In order to provide compliance officers with the appropriate tools, Global Risk Profile has developed a unique and robust measure of worldwide corruption in compliance with current legal requirements such as the  Foreign Corrupt Practices Act (FCPA), the Bribery Act and the recent French law No. 2016-1691 relative to transparency, the fight against corruption and the modernization of economic life, also referred to as “Sapin II“.

 

glass globe on water

Methodology

The Global Corruption Index is  composed of 42 variables constructed based on datasets that are exclusively borrowed from internationally recognized entities.

The GCI follows a strict methodology:

selection process

A number of criteria were considered during the selection process, detailed in the downloadable technical methodology

Missing data

The processing of missing data is handled on a case-by-case basis depending on the structure of the datasets.

    • In the case of time series datasets with visible trends, we proceed with a linear extrapolation from the five last available years.

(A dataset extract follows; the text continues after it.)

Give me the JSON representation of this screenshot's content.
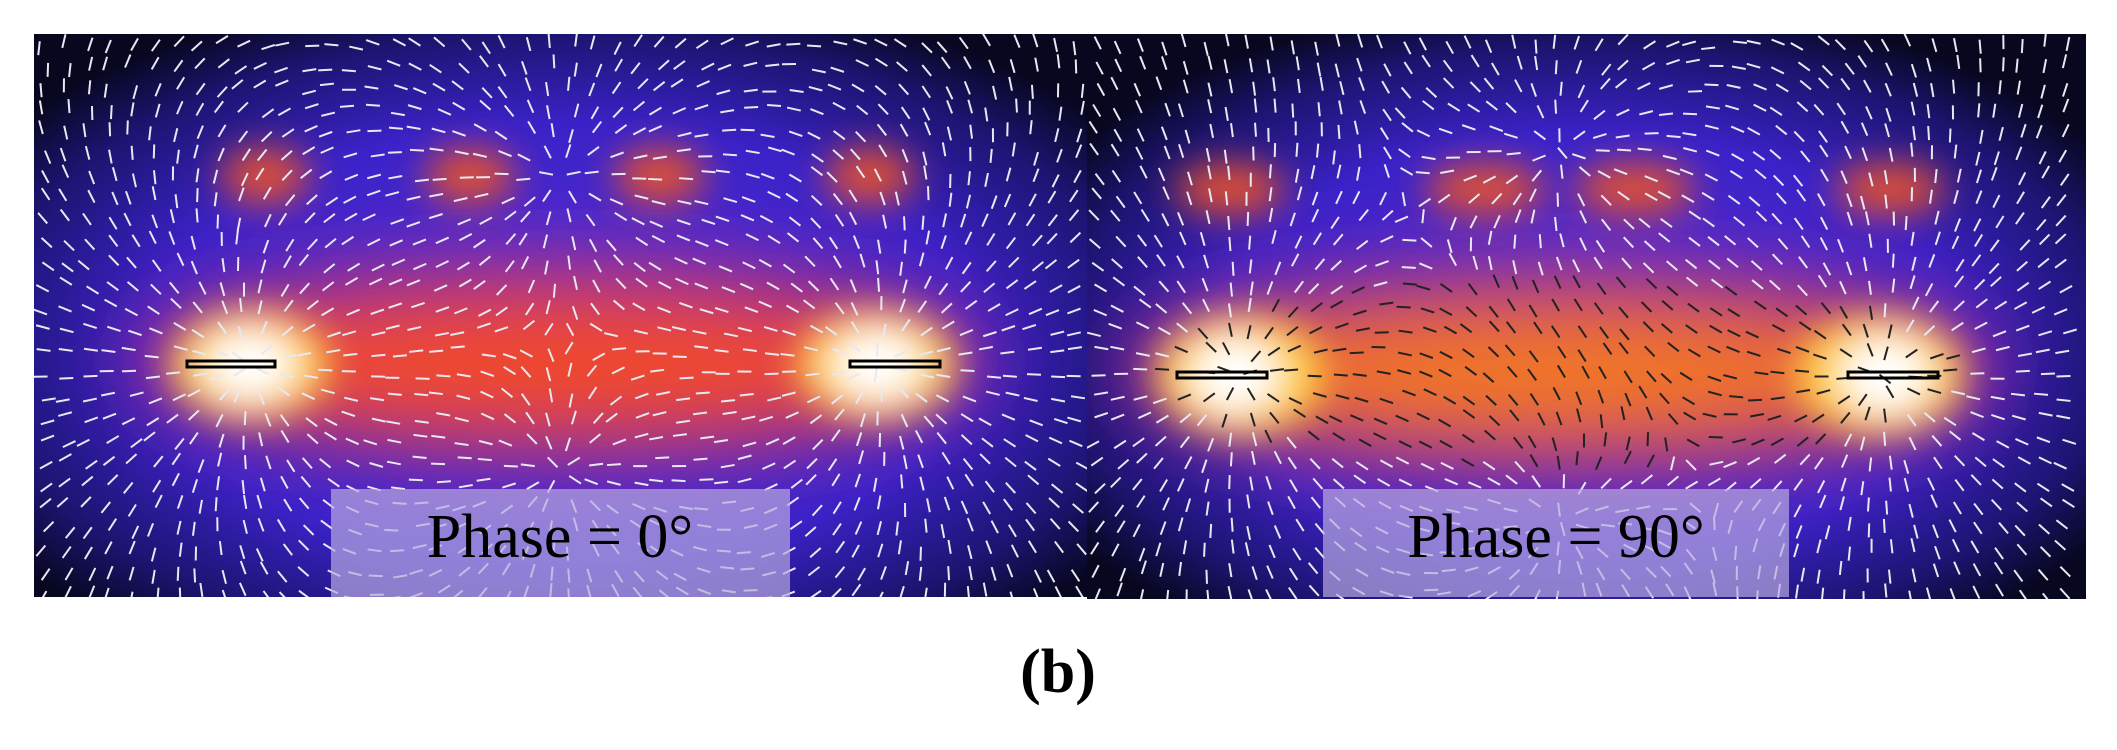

This method allows to estimating parameters based on real past values.
    • The second approach used is the method of the Last Observation Carried Forward (LOCF), which is a common statistical approach for time series data that consists in imputing the last available observation. Similar to the first method, only the last five available years are considered.
    • The last approach is that of multiple imputations through Predictive Mean Matching (PMM).  This approach allows us to preserve the distributions in the data and ensures that imputed values are plausible as it fills in values from real observations (Vink et al., 2014[1]). PMM provides a random value from a donor, based on the closeness of the regression-predicted values of the donor , with that of the recipient . This implies that linear regressions are not used to generate imputed values but rather to determine the donor (Schenker, N. & Taylor, J.M.G., 1996[2]).
 
[1] Vink, G., Frank, L. E., Pannekoek, J., and van Buuren, S. (2014). Predictive mean matching imputation of semicontinuous variables. Statistica Neerlandica. 68(1). 61-90
[2] Schenker, N., & Taylor, J. M. G. (1996). Partially parametric techniques for multiple imputation. Computational Statistics & Data Analysis, 22(4), 425–446
Case deletion

For some variables, no PMM imputation was performed and only true values were considered in the analysis. This is due to the structure of the data and the absence of correlation with other variables. In the case of a missing value, the algorithm proportionally redistributes the according weight to variables measuring the same indicator.

standardization

Aside from binary variables, all datasets were tested for skewness, then transformed and recoded if necessary. The mean and standard deviation is calculated and all variables are then standardized, to allow for a proper aggregation in the global scoring. Several normalization methods exist. The one used here is that of z-scores, which converts datasets to a common scale with a mean of zero and a standard deviation of one.

aggregation

The aggregation process converts all data points to a scale of 0-100, where 0 represents the lowest risk of corruption and white collar crimes, and 100 corresponds to the highest risk of corruption and white collar crimes. Each country’s global score is then calculated following the weights previously presented.

measure of uncertainty

Based on the n datasets obtained from the multiple imputation process, a standard error and a 90 percent confidence interval are calculated for each dataset to reflect the variance around the different scores.